DIFFERENTIAL DIAGNOSIS
• The differential diagnosis includes any process that may cause acute, reversible LV dysfunction. Conditions to consider include ischemic heart disease, myocarditis of any etiology, coronary vasospasm/Prinzmetal’s angina, pheochromocytoma, intracranial bleeding/trauma, afterload excess states, cocaine abuse, and cardiac syndrome X.
MANAGEMENT
The most important aspect of management is recognition of this syndrome and appreciation of its often transient nature. For most patients, therapy is both supportive and expectant. At present, there exists no randomized or controlled clinical trial data to define the optimal management strategy.
• As these patients present with LV systolic dysfunction, they often exhibit heart failure symptoms. Treatment with ACE-inhibitors or ARBs, β-blockers, and diuretics is indicated.
• For patients with LV or RV thrombus observed on imaging studies, warfarin anticoagulation is recommended for a period of time until the wall motion abnormalities have resolved. Some investigators recommend anticoagulation for extensive LV apical wall motion abnormality independent of the presence of thrombus seen on an imaging study.
• For patients with severely compromised hemodynamic status, LV outflow tract obstruction (present in 10%-15% of such cases) should be excluded by echocardiography.
For those without obstruction, inotropic support is indicated; an IABP may be required in select cases.
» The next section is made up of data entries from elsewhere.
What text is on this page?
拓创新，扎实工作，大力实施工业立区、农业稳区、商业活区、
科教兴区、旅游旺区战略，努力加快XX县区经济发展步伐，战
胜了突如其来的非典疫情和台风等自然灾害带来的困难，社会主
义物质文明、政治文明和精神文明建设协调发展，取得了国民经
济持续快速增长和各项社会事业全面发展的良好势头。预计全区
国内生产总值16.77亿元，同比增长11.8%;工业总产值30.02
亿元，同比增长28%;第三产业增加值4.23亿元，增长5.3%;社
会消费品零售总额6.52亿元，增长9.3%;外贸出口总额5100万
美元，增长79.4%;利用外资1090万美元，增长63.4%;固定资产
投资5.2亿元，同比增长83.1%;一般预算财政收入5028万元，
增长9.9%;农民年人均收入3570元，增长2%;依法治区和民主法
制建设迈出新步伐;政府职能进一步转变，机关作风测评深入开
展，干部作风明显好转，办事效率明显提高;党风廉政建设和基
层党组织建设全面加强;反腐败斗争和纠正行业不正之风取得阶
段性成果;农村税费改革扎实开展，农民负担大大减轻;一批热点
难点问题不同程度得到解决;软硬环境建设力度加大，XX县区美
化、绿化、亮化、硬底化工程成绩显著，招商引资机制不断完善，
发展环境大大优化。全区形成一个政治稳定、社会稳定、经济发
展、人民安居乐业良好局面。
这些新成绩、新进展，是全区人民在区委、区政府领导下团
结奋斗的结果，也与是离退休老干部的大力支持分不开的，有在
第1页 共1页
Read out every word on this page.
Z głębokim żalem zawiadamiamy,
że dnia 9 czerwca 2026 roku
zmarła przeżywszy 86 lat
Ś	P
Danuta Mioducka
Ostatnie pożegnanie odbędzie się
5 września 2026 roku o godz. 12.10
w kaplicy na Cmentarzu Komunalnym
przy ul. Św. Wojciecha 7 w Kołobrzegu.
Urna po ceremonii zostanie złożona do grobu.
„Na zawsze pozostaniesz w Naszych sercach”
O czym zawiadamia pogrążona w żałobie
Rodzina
For those with documented LV outflow tract obstruction, inotropic agents should be withdrawn, and gentle administration of fluids along with cautious use of β-blockers is suggested; refractory hypotension may require support with a pure α-agonist such as phenylephrine.
FOLLOW-UP
Stress-induced cardiomyopathy is a most often a transient disorder, and the vast majority of patients make a prompt, full recovery usually within 1 to 4 weeks (Figure 5-4-4).
• A minority of patients (about 5%) show delayed recovery of LV function over a period of 2.5 to 12 months.6
• Controversial at present is whether or not to continue with ACE-inhibitors and/or β-blockers once LV function has recovered fully.
• In a retrospective study with a mean follow-up of 4.4 years, 11.4% of patients experienced a recurrence within 4 years.9 Survival in this study was not different to compared to an age- and gender-matched population.
• Another group of investigators has reported that survival was reduced in comparison with an age- and gender-matched population; however, the excess mortality was due to noncardiac diseases and often occurred within the first year following the index hospitalization. A second study6 reported a recurrence rate of 5%.
FIGURE 5-4-4 Parasternal long-axis images of the patient described in the case vignette. The image obtained on presentation (top panel) shows hyperkinetic contraction of the basal portions of the septum and inferolateral walls with akinesis of the remaining segments. Note involvement of the right ventricular free wall. In a follow-up image obtained 10 days later (bottom panel), LV systolic function has returned to normal.